Are cigarettes and golf transcendent for writers?

A book review of Gregor Hens’s Nicotine written for The Atlantic begins,

“Writers have long found rich fodder for their work in their leisure pursuits. John Updike, writing about golf in The New York Times in 1973, described the pastime as ‘a non-chemical hallucinogen’ that ‘breaks the human body into components so strangely elongated and so tenuously linked, yet with anxious little bunches of hyper-consciousness and undue effort bulging here and there, along with rotating blind patches and a sort of cartilaginous euphoria.’ Sketching out a particularly lucid paragraph about the act of preparing for a stroke, he confessed, ‘got me so excited I had to rush out into the yard and hit a few shots, even though it was pitch dark, and only the daffodils showed.’

“Updike’s experience of transcendence while playing golf—his sense of tapping in to a kind of acute concentration that alters perception—is echoed vividly in the German writer Gregor Hens’s new memoir of sorts, Nicotine,” reviewer Sophie Gilbert writes.

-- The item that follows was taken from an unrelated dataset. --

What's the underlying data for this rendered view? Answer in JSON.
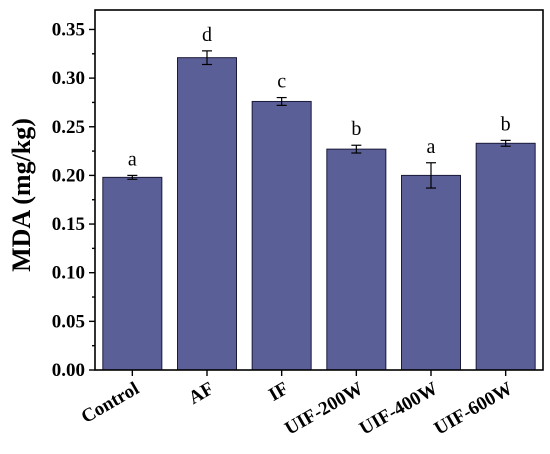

Nicotine, she says, “enters a kind of sub-genre of literary memoirs focused around a single practice or obsession, in which the object or activity enables the writer to achieve sharper focus, heightened consciousness, and creative fire. Like Haruki Murakami’s What I Talk About When I Talk About Running and Updike’s writing on golf, it illuminates the writerly quest for the elusive state the Hungarian psychologist Mihály Csíkszentmihályi named, simply, ‘flow.’ Smoking, Hens seems to believe, transformed him into a writer by expanding his sense of what was real and what was perceivable. It physically and irreparably altered the pathways in his brain. And it punctuated and constructed the order of his professional life.”